L’Associazione Nazionale Magistrati (Anm) ha criticato duramente le dichiarazioni del ministro della Giustizia Carlo Nordio, che nei giorni scorsi aveva paragonato l’elezione dei componenti del Consiglio Superiore della Magistratura (CSM) ai comportamenti della criminalità organizzata, accusando i magistrati di usare “metodi paramafiosi”. Il ministro della Giustizia Carlo Nordio “ha deciso di avvelenare i pozzi accusando i magistrati di usare metodi paramafiosi, paragonando l’elezione dei componenti del Consiglio superiore della magistratura ai comportamenti della criminalità organizzata”, scrivono i magistrati.

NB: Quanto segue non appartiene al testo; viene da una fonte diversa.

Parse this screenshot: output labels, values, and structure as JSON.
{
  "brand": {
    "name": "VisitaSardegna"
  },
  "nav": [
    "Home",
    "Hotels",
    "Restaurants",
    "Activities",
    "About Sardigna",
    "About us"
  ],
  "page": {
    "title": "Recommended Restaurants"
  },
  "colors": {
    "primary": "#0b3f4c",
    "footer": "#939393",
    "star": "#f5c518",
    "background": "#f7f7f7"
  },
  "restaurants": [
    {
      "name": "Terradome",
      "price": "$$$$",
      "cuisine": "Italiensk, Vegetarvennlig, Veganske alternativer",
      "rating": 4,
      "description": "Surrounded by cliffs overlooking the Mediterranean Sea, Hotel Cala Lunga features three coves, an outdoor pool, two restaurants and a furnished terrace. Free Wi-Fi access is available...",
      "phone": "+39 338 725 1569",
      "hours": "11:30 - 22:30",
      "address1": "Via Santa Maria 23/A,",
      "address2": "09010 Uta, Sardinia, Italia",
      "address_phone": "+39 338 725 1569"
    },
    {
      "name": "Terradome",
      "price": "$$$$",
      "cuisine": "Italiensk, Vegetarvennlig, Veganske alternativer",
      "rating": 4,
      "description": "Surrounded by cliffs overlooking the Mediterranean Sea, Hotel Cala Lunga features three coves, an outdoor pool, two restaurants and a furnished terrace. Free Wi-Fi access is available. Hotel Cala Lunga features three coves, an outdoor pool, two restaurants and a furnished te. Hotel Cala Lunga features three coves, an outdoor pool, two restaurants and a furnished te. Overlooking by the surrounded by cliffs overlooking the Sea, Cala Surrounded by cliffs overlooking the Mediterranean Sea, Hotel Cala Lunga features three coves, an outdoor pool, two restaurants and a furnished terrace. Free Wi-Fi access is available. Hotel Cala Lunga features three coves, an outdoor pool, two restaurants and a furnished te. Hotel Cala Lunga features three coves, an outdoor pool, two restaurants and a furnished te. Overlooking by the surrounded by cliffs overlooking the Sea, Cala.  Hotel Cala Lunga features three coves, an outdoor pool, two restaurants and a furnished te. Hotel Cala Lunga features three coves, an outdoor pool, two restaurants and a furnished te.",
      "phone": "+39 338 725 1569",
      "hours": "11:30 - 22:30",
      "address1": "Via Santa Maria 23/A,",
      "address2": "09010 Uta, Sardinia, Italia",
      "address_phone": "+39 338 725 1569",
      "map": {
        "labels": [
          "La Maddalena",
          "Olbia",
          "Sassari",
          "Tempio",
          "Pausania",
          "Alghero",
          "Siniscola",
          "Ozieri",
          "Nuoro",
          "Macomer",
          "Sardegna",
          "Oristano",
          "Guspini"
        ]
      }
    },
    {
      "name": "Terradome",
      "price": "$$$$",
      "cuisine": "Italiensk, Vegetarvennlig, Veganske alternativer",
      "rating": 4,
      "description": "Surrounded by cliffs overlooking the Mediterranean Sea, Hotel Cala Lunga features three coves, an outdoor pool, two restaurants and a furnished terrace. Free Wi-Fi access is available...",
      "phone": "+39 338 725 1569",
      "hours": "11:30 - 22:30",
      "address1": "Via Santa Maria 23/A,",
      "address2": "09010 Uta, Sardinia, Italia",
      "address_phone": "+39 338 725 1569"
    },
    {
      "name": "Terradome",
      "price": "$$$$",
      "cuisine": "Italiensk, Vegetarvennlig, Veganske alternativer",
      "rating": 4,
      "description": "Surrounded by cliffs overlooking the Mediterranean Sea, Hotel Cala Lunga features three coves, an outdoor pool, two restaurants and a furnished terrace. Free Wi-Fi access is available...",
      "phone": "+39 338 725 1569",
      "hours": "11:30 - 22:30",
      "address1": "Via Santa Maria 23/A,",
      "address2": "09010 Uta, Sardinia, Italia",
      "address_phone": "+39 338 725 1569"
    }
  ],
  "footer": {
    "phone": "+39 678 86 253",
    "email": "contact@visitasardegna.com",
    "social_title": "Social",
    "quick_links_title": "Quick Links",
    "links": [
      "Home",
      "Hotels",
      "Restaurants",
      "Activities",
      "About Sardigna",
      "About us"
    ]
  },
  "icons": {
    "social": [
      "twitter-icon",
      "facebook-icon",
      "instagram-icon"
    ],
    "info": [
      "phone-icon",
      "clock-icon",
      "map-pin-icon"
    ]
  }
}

In una nota della Giunta esecutiva centrale, l’Anm ha sottolineato che le parole del ministro “offendono la memoria di chi ha perso la vita per combattere la mafia nella storia d’Italia e mortificano il lavoro di chi, sul territorio, ogni giorno mette a rischio la propria incolumità personale per contrastare la criminalità organizzata a difesa della collettività”.
LA REPLICA DI NORDIO
A stretto giro è arrivata la risposta di Nordio, che ha definito eccessiva la reazione alle sue dichiarazioni: “Non capisco tanta indignazione scomposta alle mie dichiarazioni sulle correnti del CSM. Io mi sono limitato a citare le affermazioni di Nino Di Matteo, un noto pm preso a modello dal PD e dalla sinistra, riportate dal Fatto Quotidiano e da altri giornali, quindi fonti non particolarmente vicine a noi, nel settembre 2019. Di Matteo parlò di ‘mentalità e metodo mafioso’”.
Il ministro ha poi aggiunto: “Altri esponenti del ‘partito del No’ si sono espressi, a suo tempo, in modo anche più brutale. Ne faremo un elenco e lo pubblicheremo”, ribadendo che le sue parole erano un richiamo a criticità interne alla magistratura e non un attacco personale ai magistrati.